MTMS: I am someone who cares most about the lyric and you seem to be someone who writes that way.
Erik Dylan: Well thank God for people like you! I do care a lot about that because I grew up listening to Steve Earle, Guy Clarke, Townes Van Zandt. It was all about telling a story in different ways. That is what the true masters do; it is about crafting a song and making art.
MTMS: Does attaining radio play mean a lot to you?
Erik Dylan: I feel blessed right now to be able to come into work and write songs. I want to make music organically and make songs that mean something. If I want to be a husband, a father, be on tour, and write songs all at the same time, the music needs to be about a representation of me and where I came from. If my music turns into radio play, that would be great, but I want people to parallel with my songs and be proud of it.
MTMS: Tell us about your publishing deal?
Erik Dylan: I am with Cornman Music which is owned by Brett James and is a co-venture with Warner-Chappell. They have been great. I came in as a songwriter who was writing more folk style songs and they have molded me into someone who can make modern country songs that can get airplay. The lyric was always there for me, but Brett just shoots straight and has helped me to a point where the lyrics and melodies combine. He has had 25 #1’s so he is an unbelievable mentor and person to be around. And here, as well as all of Nashville for that matter, I have noticed we celebrate each other’s hits and success. We are fans of each other and we take our turns.
MTMS: What does 2015 hold for Erik Dylan?

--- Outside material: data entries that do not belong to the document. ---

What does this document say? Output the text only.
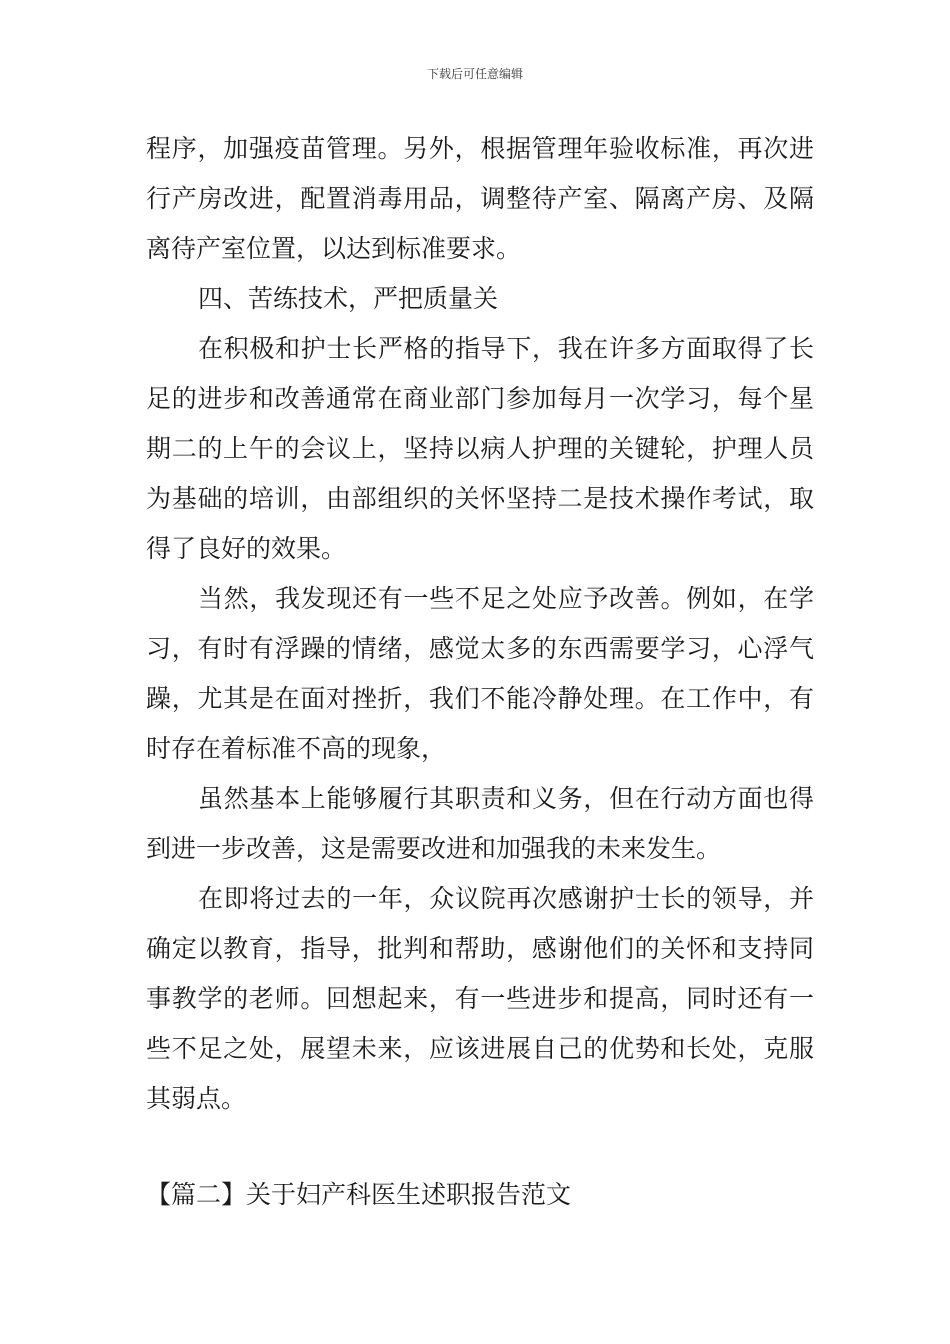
下载后可任意编辑

程序，加强疫苗管理。另外，根据管理年验收标准，再次进行产房改进，配置消毒用品，调整待产室、隔离产房、及隔离待产室位置，以达到标准要求。

四、苦练技术，严把质量关

在积极和护士长严格的指导下，我在许多方面取得了长足的进步和改善通常在商业部门参加每月一次学习，每个星期二的上午的会议上，坚持以病人护理的关键轮，护理人员为基础的培训，由部组织的关怀坚持二是技术操作考试，取得了良好的效果。

当然，我发现还有一些不足之处应予改善。例如，在学习，有时有浮躁的情绪，感觉太多的东西需要学习，心浮气躁，尤其是在面对挫折，我们不能冷静处理。在工作中，有时存在着标准不高的现象，

虽然基本上能够履行其职责和义务，但在行动方面也得到进一步改善，这是需要改进和加强我的未来发生。

在即将过去的一年，众议院再次感谢护士长的领导，并确定以教育，指导，批判和帮助，感谢他们的关怀和支持同事教学的老师。回想起来，有一些进步和提高，同时还有一些不足之处，展望未来，应该进展自己的优势和长处，克服其弱点。

【篇二】关于妇产科医生述职报告范文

Erik Dylan: This month I have dedicated myself to writing and get in with all my ideas from the past few months. I will be writing songs with my friends here in Nashville. I am going out on tour with the Josh Abbott Band soon and there will be a lot more touring thereafter. I’m also writing a blue-collar type project called “Flattlands”. It is a record that reflects where I am from and I do not know if it will ever be heard on the radio, but it is not the reason I am writing it. We are getting some radio airplay with my new EP which was released. The coolest thing is my friends on Twitter and Facebook have grown so much. I think I started the year with maybe 100 followers. I have all these people that I recognize when I go to towns. I consider them my friends at this point. That is what is generating the most buzz because they want to hear what I am doing. If I can model my career after someone in current country it would be Eric Church. He started out grass roots and built fans that will follow him until he stops making music. I respect that and want to model my music the same way.